Model Training and Prototyping
Road collisions in the UK are classified at 3 levels of severity - slight, serious and fatal. To aid our client Synoptix with an existing project, the team was tasked with analysing which factors lead to more serious collisions, and performing prediction on a collision's severity given the context and conditions it took place in.
Our team worked with collision data sourced from the UK Department for Transport, dating back to 1979. Every collision in the UK is tagged with a rich set of information surrounding the context of the incident, with up to 30 features recorded, including collision severity, location, surrounding weather and light conditions and so on. Following a preliminary filtering of the data to restrict to the Bristol and Somerset region, the team trained a series of models upon these features.
Although the existing dataset was already of high quality prior to any manipulation by the team, it still required some adjustment prior to model development. While missing values in the dataset could have presented a major problem, the team was lucky to find only one feature (collison_injury_based) had this issue. We chose to ignore this feature altogether, although an alternative approach would have involved artificial injection of dummy data. The dataset also had a mix of categorical and numerical features, so ordinal encoding was performed on all categorical features to allow the training of statistical models. Features were also scaled in a standard approach prior to any model fitting.
Understanding the Hazard Score
The output of the pipelines is the Hazard Score, which represents the forecasted risk of road collisions.
To calculate the score, models process historical features like weather, time of day, and road conditions. During prediction, the score is calculated by applying a weighing to different severities and then combining them for a given time.
The Hazard Score is a value ranging from 0.0 to 1.0. A higher score signifies a greater likelihood of a worse incident. We backtest these scores by rounding them and comparing them against the actual historical collision severities
Model Interpretability
To understand how our models "think", the team performed analysis on a trained Gradient Booster, using Permutation importance and Partial Plots to illustrate how different features played into the model's decision making process. In doing so, we were able to gain valuable insight into which features the model regarded as most or least important, as well as seeing how each feature impacted the model's prediction, pushing a collision to be slight or serious.
Feature importances
Permutation importance score — click a bar to highlight
One of the most important aspects of model interpretability involves understanding which features play the largest part into the predictions a model makes. This information allows us to infer which aspects of a road collision lead the most to higher severity, hence enabling viewers to take these features into greater consideration when using roads. Permutation importance is one of the fundamental techniques used to infer feature importance, and is done on a trained model.
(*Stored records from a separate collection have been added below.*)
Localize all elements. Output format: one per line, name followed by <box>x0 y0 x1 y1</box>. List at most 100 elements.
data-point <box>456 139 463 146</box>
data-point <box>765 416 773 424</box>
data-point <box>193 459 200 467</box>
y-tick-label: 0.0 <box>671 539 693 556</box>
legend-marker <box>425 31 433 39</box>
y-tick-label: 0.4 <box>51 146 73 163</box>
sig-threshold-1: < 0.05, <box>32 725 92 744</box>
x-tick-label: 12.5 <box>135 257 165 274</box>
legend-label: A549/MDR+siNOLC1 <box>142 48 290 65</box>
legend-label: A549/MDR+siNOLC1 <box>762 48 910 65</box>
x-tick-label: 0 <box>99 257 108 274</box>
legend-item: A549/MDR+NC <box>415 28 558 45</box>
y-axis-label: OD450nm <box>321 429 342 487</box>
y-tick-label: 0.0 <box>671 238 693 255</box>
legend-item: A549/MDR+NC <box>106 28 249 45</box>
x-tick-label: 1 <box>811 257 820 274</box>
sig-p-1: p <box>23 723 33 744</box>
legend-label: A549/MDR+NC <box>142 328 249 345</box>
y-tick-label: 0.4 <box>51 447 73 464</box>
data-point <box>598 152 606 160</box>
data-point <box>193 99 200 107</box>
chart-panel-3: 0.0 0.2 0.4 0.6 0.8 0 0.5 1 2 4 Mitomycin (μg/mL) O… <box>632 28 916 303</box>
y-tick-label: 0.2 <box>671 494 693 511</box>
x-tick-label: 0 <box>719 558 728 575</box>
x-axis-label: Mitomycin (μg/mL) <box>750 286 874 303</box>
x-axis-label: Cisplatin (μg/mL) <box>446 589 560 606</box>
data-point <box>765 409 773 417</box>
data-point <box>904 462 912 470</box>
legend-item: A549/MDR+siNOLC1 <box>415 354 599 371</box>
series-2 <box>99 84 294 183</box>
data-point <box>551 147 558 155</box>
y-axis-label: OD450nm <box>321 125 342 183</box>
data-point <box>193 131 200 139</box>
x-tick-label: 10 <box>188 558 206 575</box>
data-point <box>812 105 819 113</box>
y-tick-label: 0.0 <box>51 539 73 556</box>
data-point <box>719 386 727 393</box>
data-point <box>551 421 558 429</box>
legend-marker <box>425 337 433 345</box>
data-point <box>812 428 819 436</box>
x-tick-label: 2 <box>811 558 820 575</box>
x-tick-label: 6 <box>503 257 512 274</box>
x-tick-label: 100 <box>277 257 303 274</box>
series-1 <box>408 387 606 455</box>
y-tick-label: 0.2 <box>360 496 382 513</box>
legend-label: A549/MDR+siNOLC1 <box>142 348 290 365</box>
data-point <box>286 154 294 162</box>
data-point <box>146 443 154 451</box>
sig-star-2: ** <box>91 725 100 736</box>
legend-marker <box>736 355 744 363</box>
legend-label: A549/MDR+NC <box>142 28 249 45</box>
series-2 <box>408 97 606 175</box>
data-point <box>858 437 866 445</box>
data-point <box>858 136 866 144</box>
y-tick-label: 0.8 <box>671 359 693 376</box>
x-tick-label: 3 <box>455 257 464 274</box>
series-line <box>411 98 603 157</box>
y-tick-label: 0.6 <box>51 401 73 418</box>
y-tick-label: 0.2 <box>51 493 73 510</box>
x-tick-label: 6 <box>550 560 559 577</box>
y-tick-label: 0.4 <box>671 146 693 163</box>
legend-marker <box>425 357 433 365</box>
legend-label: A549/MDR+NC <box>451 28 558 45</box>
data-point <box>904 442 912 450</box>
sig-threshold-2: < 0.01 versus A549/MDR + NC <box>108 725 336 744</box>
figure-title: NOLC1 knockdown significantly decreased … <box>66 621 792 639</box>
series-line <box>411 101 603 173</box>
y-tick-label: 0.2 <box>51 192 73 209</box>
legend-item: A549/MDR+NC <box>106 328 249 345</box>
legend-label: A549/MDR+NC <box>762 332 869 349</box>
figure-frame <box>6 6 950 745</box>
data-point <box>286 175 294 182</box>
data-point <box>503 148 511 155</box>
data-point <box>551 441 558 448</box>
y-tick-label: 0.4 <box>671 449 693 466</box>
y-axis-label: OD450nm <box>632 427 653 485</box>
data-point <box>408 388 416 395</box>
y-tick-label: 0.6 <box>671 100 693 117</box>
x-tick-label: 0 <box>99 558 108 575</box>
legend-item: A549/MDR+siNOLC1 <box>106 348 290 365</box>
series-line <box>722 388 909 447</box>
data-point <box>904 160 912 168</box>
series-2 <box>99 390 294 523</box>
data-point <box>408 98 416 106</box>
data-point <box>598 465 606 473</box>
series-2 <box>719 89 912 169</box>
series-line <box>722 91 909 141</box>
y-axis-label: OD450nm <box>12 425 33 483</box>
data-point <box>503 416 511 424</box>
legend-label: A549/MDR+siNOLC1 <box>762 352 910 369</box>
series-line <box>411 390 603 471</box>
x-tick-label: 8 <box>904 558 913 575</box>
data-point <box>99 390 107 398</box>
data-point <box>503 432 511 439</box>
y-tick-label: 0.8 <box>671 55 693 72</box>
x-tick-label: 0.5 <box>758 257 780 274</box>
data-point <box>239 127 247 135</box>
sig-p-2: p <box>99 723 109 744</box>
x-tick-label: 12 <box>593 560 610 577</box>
A fitted model is used to predict collision severity for a series of test collisions, and the results are stored. Immediately after, a singular feature column is shuffled randomly, thus breaking any relationship between said collision and that feature, and the model is used to predict severity once again. By comparing the accuracy of prediction when all features are accurate compared to one feature is shuffled, we can deduce how much significance the model places on that feature.
If prediction accuracy is very high in the normal case, and significantly worse when feature X is shuffled, we can safely assume that feature X plays an important role in the model's decision. In contrast if accuracy stays similar in both predictions, we know that feature X does not inform our model's decision as much as other features.
Repeating this process for all the features and ranking them based on how much the accuracy drops, gives us a view of which features the model considers the most and least important.



Partial Plots help explore the relationship between specific variables and a model's predictions. We can use them to help inform us how a particular feature shapes a model's decisions when it fluctuates. We have generated partial plots for a few numerical features in the dataset, such as time of day, to see how they impact collision severity. Interestingly, we find that even though the model does not consider some of these features very important, as seen in the Feature Importance chart, it seems to reflect reasonable relationships between said variables. For example, the model seems to recognise that there are less serious collisions from 5-8am, given a general decrease in road traffic. However, we also note that some parts of the plots seem to have erratic behaviour due to lack of training data.
Issues with our Models
Number of Incidents By Category
How many instances were there of each type of incident - Click a bar to highlight
Model Performance With vs Without Synthetic Data Injection
Comparing Model performance when trained with vs without synthetic data - Click a bar to highlight
A major challenge faced by the team involved working with heavily biased datasets, and fitting our model around this. This was a natural occurence due to how collisions are distributed across roads - the vast majority of collision incidents are minor, and thus categorised as slight, while only a very small portion of collisions are serious or fatal. This has led to a significant overfitting of any model towards slight collisions, and we see this in the model accuracy distribution. While the model tends to display an extremely high precision and recall for slight collisions, we can see a significant drop off in accuracy for the other two categories. We understand the model tends to categorise collisions as slight at a greater rate than the other two categories.
Attempts to correct this included the injection of synthetic data into the dataset, to simulate a greater rate of serious and fatal collisions, and while this appeared to increase model accuracy, we still find it to be lacking when predicting fatal collisions.